Motorola Adds 'Mobility’ Startup

Keeping up a year-old buying binge, Motorola plans to acquire privately held Leapstone Systems, a developer of software for delivering bundled video, voice and data services across multiple networks.

Terms of the deal were not disclosed. Leapstone would be the third company Motorola’s Home & Networks Mobility group has acquired this year — after Terayon Communication Systems and Modulus Video — and its seventh in a year.

The move helps explain the “mobility” part of the new moniker for Motorola’s video and broadband group (formerly known as Connected Home Solutions).

Leapstone’s customers include Verizon Wireless and AT&T, which uses its technology as part of delivering U-verse TV. The Communications Convergence Engine (CCE) product suite provides content-management and multimedia-service delivery for both fixed and wireless operators.

Essentially, the Leapstone system provides a centralized management platform to “bridge content coming from a wide variety of providers and a wide variety of formats and deliver that to consumers,” said Geoff Roman, chief strategy officer for Motorola’s Home and Networks Mobility business unit.

“Our top-level acquisition thesis has been to develop the strategy of seamless mobility,” he added.
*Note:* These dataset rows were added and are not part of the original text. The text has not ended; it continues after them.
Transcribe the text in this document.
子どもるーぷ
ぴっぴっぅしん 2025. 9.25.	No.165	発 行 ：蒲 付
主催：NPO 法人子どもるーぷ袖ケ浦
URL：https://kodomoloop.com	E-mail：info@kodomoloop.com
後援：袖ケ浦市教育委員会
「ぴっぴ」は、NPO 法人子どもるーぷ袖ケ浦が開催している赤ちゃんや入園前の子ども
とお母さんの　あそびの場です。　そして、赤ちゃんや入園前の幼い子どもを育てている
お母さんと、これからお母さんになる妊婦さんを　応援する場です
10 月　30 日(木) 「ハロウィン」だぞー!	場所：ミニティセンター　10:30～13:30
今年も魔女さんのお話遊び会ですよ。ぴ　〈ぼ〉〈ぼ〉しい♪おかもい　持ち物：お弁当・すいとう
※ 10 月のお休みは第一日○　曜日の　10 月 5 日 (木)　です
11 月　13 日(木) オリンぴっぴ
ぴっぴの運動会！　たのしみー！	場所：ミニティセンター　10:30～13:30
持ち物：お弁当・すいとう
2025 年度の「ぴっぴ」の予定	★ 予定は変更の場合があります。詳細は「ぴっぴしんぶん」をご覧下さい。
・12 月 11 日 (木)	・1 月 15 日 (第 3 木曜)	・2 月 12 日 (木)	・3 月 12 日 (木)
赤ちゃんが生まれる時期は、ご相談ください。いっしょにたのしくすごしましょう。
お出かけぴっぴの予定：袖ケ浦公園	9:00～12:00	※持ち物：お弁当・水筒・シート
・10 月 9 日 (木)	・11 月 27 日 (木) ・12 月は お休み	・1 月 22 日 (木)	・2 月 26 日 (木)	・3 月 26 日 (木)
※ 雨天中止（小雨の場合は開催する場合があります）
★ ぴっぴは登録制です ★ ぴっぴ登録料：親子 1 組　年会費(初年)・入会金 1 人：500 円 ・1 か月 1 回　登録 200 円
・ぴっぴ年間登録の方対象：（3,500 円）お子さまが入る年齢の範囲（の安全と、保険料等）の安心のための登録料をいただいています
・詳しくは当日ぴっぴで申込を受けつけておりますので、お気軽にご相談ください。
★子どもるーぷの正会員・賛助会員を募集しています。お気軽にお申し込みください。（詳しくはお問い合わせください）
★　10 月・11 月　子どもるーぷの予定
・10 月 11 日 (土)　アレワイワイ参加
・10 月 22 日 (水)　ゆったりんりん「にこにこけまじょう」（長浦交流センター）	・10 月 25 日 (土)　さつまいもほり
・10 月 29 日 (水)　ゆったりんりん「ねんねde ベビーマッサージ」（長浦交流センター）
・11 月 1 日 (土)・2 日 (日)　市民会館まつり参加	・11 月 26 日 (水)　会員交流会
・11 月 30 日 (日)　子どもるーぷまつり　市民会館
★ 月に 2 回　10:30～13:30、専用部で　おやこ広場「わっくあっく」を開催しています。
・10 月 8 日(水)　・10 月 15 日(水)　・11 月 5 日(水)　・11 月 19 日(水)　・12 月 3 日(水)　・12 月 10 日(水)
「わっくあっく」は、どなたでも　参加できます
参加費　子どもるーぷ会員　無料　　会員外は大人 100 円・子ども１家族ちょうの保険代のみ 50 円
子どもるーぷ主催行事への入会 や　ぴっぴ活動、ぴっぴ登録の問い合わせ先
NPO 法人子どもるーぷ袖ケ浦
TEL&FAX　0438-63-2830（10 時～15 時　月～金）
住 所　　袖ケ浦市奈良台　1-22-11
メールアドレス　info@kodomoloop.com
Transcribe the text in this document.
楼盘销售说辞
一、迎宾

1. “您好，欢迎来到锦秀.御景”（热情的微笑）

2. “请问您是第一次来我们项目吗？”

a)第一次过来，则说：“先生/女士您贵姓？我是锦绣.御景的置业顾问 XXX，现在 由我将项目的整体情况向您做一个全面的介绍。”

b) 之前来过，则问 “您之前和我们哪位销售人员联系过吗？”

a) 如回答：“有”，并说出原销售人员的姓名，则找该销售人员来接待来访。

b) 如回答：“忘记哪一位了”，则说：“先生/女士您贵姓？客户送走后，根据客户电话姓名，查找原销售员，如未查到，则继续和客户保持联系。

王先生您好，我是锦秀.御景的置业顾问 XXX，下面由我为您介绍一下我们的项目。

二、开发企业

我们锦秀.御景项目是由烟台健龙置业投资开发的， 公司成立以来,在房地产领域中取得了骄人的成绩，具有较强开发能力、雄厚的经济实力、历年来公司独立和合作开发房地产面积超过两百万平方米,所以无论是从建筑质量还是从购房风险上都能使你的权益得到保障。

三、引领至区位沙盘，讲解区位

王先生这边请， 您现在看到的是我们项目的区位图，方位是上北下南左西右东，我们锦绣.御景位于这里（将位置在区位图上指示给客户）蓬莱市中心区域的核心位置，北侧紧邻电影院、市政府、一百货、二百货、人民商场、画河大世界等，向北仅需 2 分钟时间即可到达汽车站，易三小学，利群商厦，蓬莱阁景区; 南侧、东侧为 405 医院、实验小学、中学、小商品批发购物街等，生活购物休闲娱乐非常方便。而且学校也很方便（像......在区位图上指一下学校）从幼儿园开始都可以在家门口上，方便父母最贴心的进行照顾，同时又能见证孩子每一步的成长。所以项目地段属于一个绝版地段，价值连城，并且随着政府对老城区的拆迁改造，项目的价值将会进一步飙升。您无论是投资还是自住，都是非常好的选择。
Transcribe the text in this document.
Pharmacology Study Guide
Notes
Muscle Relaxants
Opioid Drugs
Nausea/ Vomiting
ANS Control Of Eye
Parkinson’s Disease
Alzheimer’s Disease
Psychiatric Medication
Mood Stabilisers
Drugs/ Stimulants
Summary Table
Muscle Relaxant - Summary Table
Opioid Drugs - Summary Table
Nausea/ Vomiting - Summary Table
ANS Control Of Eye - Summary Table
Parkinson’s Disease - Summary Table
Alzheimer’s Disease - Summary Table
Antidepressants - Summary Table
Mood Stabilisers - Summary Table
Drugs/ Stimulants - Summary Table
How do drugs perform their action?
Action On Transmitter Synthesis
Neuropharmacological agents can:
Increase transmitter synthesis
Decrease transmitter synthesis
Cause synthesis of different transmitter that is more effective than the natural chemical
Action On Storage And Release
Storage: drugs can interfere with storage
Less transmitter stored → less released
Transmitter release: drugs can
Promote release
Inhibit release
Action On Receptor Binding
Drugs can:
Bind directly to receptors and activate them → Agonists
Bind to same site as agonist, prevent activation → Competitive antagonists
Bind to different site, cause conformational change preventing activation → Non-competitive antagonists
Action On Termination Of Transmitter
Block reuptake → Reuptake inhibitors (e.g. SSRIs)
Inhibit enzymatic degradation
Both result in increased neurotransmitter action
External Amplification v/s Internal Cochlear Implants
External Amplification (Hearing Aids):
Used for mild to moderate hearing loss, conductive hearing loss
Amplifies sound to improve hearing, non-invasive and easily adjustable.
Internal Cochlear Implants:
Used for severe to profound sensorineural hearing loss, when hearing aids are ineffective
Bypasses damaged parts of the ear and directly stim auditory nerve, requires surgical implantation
Roman said Leapstone’s CCE can, for example, manage content delivered via Motorola’s Broadbus video-on-demand servers, its video-encoding platforms or third-party components.

Leapstone said CCE is “aligned” with the IP Multimedia Subsystem (IMS) framework standard and can support IPTV, voice over IP, high-speed Internet and converged fixed-mobile services.

Based in Somerset, N.J., Leapstone has 75 employees, all expected to join Motorola.

Motorola said the acquisition — subject to usual closing conditions, including the approval of Leapstone’s shareholders — is expected to be completed in the third quarter of 2007.

Investors in Leapstone, founded in 2001, include Accel Partners, New Enterprise Associates, Oak Investment Partners, Mayfield, Soros Private Equity Partners, Goldman Sachs, JPMorgan and Redwood Venture Partners.